Statements made at Amazon re: MARS conference in Las Vegas shows how companies and university researchers are rapidly developing technology to do human tasks, whether for home care or taking and storing goods.
“I think the concept will be solved in the next 10 years,” he said. “It turned out to be a very difficult problem, maybe because we started doing it with machine vision, so machine vision must take precedence.”
Bezos does not discuss the implementation of Amazon technology, which is tested, for example, by Soft Robotics problem solving software starters in Boston.
Companies see automation as a way to help workers.
However, Amazon is known for its efforts to mechanize its business as much as possible, regardless of whether it is the price of goods or the transportation of goods in its warehouses. The company employs hundreds of thousands of employees, many of which are the main tasks of intercepting, scanning, and issuing customer orders.

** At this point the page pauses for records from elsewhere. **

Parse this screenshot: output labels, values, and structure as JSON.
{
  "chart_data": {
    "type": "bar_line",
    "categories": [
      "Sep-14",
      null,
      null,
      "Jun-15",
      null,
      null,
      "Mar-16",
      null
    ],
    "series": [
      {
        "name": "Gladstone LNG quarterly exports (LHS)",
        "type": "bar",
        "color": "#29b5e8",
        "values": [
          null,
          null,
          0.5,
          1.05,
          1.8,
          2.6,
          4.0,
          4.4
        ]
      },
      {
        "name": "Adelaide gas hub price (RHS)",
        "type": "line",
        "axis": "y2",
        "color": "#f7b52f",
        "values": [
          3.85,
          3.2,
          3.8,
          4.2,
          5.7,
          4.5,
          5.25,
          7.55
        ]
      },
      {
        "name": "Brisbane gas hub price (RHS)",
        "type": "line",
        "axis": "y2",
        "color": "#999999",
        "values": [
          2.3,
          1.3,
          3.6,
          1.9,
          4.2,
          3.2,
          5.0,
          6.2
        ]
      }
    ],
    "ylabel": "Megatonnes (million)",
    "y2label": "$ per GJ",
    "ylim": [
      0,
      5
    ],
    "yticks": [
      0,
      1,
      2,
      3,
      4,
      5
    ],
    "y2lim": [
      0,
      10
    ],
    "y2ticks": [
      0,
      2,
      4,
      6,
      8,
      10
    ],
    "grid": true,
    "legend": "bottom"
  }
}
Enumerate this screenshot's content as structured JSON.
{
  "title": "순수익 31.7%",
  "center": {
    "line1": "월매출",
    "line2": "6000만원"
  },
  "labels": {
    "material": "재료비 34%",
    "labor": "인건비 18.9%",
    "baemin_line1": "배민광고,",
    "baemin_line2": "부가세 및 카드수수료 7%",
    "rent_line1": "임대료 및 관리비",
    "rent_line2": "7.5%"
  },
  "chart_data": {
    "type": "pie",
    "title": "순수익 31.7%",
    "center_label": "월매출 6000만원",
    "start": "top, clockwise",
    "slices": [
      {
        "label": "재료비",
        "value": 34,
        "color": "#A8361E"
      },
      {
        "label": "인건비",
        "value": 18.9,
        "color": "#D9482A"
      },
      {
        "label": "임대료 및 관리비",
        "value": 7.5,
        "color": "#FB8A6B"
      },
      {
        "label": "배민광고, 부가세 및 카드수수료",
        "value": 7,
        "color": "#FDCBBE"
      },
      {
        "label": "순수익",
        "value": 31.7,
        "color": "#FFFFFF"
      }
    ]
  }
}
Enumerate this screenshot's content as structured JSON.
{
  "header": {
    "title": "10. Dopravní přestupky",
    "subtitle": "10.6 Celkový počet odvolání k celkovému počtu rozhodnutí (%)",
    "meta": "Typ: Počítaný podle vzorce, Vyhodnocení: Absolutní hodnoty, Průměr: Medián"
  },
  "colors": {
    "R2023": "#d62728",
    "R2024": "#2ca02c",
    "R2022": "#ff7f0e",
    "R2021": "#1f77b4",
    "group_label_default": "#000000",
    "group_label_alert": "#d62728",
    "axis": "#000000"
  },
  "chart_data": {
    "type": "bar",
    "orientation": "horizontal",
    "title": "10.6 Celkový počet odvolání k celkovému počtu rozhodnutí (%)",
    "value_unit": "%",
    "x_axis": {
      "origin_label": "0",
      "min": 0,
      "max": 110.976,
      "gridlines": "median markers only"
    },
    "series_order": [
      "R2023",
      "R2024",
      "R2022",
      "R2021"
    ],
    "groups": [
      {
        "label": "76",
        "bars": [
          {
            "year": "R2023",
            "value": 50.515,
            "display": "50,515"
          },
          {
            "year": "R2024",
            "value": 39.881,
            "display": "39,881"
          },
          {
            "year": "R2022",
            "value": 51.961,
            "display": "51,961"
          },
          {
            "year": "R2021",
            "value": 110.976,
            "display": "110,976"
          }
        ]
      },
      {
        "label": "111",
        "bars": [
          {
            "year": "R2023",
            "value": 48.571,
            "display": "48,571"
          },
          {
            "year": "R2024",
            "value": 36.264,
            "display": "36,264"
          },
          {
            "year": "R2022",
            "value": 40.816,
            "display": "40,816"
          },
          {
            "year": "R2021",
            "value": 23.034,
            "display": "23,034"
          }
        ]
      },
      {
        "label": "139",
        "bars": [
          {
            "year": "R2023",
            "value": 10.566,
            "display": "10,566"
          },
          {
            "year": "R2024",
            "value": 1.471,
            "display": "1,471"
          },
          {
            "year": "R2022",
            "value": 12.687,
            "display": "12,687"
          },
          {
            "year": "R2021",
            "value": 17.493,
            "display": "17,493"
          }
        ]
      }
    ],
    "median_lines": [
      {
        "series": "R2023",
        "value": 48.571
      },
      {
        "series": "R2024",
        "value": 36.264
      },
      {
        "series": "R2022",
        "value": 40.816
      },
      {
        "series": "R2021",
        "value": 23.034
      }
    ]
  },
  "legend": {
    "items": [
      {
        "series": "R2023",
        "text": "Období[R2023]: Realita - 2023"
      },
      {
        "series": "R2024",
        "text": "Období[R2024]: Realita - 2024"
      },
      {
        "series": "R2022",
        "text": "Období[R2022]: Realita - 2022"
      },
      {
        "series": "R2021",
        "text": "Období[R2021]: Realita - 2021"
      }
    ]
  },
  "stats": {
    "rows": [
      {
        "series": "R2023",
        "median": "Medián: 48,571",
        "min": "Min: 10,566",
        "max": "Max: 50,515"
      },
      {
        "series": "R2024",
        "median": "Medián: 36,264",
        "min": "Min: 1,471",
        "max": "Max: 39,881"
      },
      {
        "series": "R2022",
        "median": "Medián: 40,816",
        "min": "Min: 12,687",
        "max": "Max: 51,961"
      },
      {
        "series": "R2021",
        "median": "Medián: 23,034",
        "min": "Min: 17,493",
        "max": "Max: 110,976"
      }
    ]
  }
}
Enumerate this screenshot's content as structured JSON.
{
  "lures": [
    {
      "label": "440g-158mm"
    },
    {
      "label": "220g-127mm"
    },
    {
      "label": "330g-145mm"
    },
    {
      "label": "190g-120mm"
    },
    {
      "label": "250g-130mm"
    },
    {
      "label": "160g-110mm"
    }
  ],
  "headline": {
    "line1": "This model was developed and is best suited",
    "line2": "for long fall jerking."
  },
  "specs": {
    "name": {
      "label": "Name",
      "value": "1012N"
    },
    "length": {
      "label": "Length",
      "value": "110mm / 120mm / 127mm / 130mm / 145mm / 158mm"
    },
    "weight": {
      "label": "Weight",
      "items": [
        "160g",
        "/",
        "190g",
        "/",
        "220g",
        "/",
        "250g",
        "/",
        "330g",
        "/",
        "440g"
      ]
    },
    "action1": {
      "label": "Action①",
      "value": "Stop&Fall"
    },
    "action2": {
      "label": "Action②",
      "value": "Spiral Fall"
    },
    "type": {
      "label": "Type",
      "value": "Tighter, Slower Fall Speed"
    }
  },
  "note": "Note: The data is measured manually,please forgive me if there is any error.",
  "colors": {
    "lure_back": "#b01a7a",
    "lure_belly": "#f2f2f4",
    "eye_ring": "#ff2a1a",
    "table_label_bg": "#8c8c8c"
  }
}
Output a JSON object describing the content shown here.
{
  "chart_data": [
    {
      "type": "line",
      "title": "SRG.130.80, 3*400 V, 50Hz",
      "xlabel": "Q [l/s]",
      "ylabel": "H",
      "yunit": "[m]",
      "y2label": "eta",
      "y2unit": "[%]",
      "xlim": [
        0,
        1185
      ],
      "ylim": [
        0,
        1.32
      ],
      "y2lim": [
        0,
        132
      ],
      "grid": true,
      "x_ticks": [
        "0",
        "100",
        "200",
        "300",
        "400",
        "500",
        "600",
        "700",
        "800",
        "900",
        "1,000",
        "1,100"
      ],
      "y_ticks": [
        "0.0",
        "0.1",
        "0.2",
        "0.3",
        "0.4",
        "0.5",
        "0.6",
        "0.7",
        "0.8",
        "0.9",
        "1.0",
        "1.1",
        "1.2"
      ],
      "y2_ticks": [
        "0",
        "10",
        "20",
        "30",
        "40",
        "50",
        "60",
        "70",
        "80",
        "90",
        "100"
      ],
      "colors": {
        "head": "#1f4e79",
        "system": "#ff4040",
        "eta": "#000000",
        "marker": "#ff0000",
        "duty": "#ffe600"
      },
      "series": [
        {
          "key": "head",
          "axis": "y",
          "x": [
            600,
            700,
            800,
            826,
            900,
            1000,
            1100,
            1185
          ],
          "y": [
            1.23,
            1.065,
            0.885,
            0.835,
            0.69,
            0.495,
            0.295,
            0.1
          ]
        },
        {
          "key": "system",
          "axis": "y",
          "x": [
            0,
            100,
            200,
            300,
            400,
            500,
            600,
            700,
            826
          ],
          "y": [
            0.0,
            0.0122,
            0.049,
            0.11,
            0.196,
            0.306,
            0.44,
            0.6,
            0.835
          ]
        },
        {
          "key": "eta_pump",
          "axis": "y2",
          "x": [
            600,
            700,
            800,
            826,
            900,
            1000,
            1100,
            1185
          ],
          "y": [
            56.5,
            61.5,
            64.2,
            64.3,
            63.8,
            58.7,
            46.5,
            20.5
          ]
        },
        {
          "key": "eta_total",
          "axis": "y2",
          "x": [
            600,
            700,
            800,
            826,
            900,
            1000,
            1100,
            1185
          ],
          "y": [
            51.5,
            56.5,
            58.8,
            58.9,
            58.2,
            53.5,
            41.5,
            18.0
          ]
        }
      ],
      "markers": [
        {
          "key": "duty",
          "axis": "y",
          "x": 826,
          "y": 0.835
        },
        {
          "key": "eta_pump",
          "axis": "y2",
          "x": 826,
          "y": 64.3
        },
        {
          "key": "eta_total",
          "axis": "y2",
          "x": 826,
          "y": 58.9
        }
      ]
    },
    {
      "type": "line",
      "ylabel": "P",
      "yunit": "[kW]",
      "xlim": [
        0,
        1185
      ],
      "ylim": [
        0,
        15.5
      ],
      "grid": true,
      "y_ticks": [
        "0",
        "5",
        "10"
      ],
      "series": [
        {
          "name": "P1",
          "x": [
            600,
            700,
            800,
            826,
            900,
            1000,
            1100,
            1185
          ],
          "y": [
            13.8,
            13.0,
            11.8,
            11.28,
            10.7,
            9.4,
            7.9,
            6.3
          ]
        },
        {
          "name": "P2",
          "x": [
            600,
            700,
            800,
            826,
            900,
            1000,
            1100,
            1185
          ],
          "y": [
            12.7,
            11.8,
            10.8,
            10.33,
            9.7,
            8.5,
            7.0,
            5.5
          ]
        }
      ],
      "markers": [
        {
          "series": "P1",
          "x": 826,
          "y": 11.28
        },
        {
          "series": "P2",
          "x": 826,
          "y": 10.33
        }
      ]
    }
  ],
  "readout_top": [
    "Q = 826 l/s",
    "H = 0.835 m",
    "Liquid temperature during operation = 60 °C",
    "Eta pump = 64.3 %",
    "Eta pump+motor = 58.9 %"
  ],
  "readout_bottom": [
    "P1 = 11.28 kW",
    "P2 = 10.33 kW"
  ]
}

Other companies besides Amazon have also released robotic hands for pilots with limited supplies.
In an on-site interview, Bezos also discussed the Kuiper project, a recent Amazon bet to free thousands of satellites to expand broadband Internet access, which he believes is “close to basic human needs.”
“This is also a very good deal for Amazon, because this is a very high venture capital investment that covers several billion dollars in capital,” he said. “Amazon is now a large enough company to do things that will enable them to move the needle when they work.”
Asked if there were people who disagreed with Bezos, the richest person in the world and a famous boss who was humble, he joked: “No, of course not twice, no, seriously, all the time when I was told no.”
“People who really listen very much and they also change their minds,” he said earlier in an interview. – You wake up and constantly check something.